Balkanluchs - Überlebt hat er nur in Mazedonien

Keine hundert Tiere seiner Art soll es mehr geben: Mit Fotofallen sind Forscher dem seltenen Balkanluchs auf der Spur. Von Roland Knauer


Viel Platz bleibt den Wildbiologen nicht. Links blockiert ein Felsbrocken jedes Durchkommen auf dem Pfad in 1700 Metern Höhe, rechts neigt sich der Waldboden schwindelerregend steil in die Tiefe des Shebenik-Jablanica-Nationalparks in Albanien, unmittelbar an der Grenze zu Mazedonien. "Rechts und links an dieser Engstelle haben wir Anfang März 2009 jeweils eine Kamera aufgebaut", erklärt Gabriel Schwaderer von der Naturschutzorganisation Euronatur in Radolfzell.

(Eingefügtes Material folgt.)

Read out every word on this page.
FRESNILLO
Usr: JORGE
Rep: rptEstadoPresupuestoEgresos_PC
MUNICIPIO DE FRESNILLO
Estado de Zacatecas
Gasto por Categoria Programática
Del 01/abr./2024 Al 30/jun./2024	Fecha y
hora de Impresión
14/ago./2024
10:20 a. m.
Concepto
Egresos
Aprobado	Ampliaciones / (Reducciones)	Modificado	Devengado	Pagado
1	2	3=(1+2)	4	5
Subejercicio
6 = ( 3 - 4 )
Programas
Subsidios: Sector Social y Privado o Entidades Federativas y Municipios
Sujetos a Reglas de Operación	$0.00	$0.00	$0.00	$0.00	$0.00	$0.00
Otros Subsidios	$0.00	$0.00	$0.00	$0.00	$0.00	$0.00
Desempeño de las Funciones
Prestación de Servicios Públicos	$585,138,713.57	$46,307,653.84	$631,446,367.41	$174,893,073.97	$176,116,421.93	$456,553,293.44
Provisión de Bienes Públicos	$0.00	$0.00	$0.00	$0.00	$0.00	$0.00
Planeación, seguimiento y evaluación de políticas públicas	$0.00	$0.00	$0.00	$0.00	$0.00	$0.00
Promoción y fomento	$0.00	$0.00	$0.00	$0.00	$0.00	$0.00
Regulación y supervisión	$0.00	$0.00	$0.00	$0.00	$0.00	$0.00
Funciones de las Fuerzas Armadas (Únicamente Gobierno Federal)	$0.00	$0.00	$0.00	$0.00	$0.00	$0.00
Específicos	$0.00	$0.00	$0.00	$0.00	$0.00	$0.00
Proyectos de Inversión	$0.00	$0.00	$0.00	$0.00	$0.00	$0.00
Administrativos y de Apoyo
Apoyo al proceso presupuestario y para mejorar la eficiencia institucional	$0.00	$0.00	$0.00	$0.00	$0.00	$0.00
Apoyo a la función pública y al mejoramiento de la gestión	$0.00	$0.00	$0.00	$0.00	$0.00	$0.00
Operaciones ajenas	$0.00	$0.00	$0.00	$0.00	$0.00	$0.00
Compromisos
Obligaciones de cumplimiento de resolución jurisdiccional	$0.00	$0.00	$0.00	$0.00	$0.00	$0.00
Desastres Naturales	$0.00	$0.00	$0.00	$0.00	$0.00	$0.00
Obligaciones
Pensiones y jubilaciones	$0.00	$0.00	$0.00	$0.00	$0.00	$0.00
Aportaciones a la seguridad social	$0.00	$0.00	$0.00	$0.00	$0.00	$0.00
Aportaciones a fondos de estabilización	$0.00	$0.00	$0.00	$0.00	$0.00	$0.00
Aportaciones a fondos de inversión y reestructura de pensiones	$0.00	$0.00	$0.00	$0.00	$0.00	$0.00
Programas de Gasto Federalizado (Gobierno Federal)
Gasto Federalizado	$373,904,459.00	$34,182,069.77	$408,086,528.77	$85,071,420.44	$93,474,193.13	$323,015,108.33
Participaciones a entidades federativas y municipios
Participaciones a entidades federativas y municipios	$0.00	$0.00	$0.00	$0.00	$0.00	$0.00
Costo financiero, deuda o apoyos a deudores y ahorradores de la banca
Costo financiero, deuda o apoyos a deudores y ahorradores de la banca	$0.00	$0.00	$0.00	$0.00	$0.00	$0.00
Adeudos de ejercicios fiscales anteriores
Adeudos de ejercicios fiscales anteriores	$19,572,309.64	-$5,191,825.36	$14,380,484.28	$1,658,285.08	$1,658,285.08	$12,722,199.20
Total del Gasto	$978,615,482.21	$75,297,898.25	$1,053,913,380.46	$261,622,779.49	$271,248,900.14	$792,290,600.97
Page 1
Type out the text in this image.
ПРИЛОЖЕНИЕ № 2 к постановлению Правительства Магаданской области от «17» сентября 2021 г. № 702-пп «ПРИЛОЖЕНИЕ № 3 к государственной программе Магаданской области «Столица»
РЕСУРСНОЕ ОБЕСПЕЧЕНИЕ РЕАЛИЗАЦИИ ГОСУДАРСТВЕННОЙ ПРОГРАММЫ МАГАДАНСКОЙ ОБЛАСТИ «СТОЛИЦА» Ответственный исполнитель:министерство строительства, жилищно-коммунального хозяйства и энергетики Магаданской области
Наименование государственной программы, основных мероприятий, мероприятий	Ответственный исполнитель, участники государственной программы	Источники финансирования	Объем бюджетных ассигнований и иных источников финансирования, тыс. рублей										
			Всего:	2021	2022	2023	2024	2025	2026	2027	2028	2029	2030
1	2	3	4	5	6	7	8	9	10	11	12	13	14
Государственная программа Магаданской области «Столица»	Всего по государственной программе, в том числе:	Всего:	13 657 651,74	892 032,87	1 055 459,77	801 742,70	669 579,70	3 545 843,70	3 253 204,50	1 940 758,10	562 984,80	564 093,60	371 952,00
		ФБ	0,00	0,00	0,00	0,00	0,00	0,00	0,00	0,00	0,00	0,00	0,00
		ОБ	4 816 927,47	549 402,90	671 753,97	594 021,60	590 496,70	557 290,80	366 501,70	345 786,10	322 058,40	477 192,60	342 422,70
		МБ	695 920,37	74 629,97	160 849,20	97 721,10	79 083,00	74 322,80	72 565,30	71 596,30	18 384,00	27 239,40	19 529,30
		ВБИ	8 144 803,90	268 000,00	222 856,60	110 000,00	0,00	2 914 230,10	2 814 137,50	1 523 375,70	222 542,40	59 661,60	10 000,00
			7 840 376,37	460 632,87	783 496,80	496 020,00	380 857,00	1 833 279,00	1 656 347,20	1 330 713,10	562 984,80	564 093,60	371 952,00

Passiert ein größeres Tier den Weg, löst es beide Kameras aus. Auf den Bildern hofften die albanischen Wissenschaftler um Spase Shumka von der Universität in Tirana und die deutschen Naturschützer neben Rehen, Gämsen und Bären auch eines der seltensten Raubtiere der Welt zu entdecken, den Balkanluchs Lynx lynx martinoi.

Von dieser Unterart des eurasischen Luchses sollen keine hundert Tiere mehr übrig sein. Alle leben in den Gebirgen, in denen die Grenze zwischen Albanien und seinen Nachbarn Montenegro, Kosovo und Mazedonien verläuft. Genau wie die Grenze zwischen den Staaten der Nato und des Warschauer Paktes gehörte auch diese Grenze früher zum "Eisernen Vorhang", der das isolierte Albanien einst von Jugoslawien trennte.

Die ohnehin schwer zugänglichen Gebirge wurden auf beiden Seiten von den Grenztruppen zusätzlich fast hermetisch abgeriegelt. Dadurch blieb ein Band mit relativ unberührter Natur, das sich um Albanien herum zog. Euronatur-Geschäftsführer Schwaderer war klar, dass der Balkanluchs nur hier, an der Grenze zu Albanien, überlebt haben konnte. Jäger und Gebirgsbauern berichteten den Naturschützern vom auch Pinselohr genannten Raubtier in den Wäldern der Region. Und manchmal wird ein Luchs von einem Auto überfahren.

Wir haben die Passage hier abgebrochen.